Facts

Contact person:
Lisa Ringblom
Financer:
  • Forte
Responsible at MaU:
Lisa Ringblom
Time frame:
01 January 2023 - 31 December 2024

Project description

The proportion of women has significantly increased in several previously male-dominated professions over the past decades, such as doctors and lawyers. What these have in common is that they are well-paid, high-status careers that require higher education. But what is it that is causing women to also increase in numbers within several traditionally male-dominated working-class occupations, specifically within the profession of truck drivers? In Sweden, the profession of truck driver is currently made up of around eight percent women.

However, there are good reasons to believe that this figure will increase considerably in the coming years. The growing interest in the profession is evident, for example, in the Automotive and Transport program of high schools, where 24 percent of the admitted students in the fall of 2020 were women. We now know quite a bit about the mechanisms that create and sustain gender inequality in the workplace. However, we don't have as much knowledge about what happens when gender equality improves. Therefore, more understanding is needed about how gender-integrating processes function and how gender norms and patterns in the professional world can change and be challenged.

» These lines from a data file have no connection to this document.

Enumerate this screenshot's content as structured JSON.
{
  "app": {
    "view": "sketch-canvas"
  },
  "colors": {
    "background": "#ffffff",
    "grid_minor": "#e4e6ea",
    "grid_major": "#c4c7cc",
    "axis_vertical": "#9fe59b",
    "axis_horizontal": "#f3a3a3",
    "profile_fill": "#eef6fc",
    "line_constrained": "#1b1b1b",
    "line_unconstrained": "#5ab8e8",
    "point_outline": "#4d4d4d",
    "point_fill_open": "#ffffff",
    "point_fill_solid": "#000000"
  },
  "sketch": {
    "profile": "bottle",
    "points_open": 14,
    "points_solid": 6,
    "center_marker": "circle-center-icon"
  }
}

The overarching aim of the study is to investigate how gender-integrating processes in male-dominated blue-collar jobs can be understood and explained, and thus how gender equality can be improved. The study is conducted using qualitative research methodology based on women's narratives and experiences of the truck driving profession and its work organizations. The empirical material consists of participant observations, interviews with women working as truck drivers, and key individuals with good knowledge about the industry, gender equality issues, and its development over time.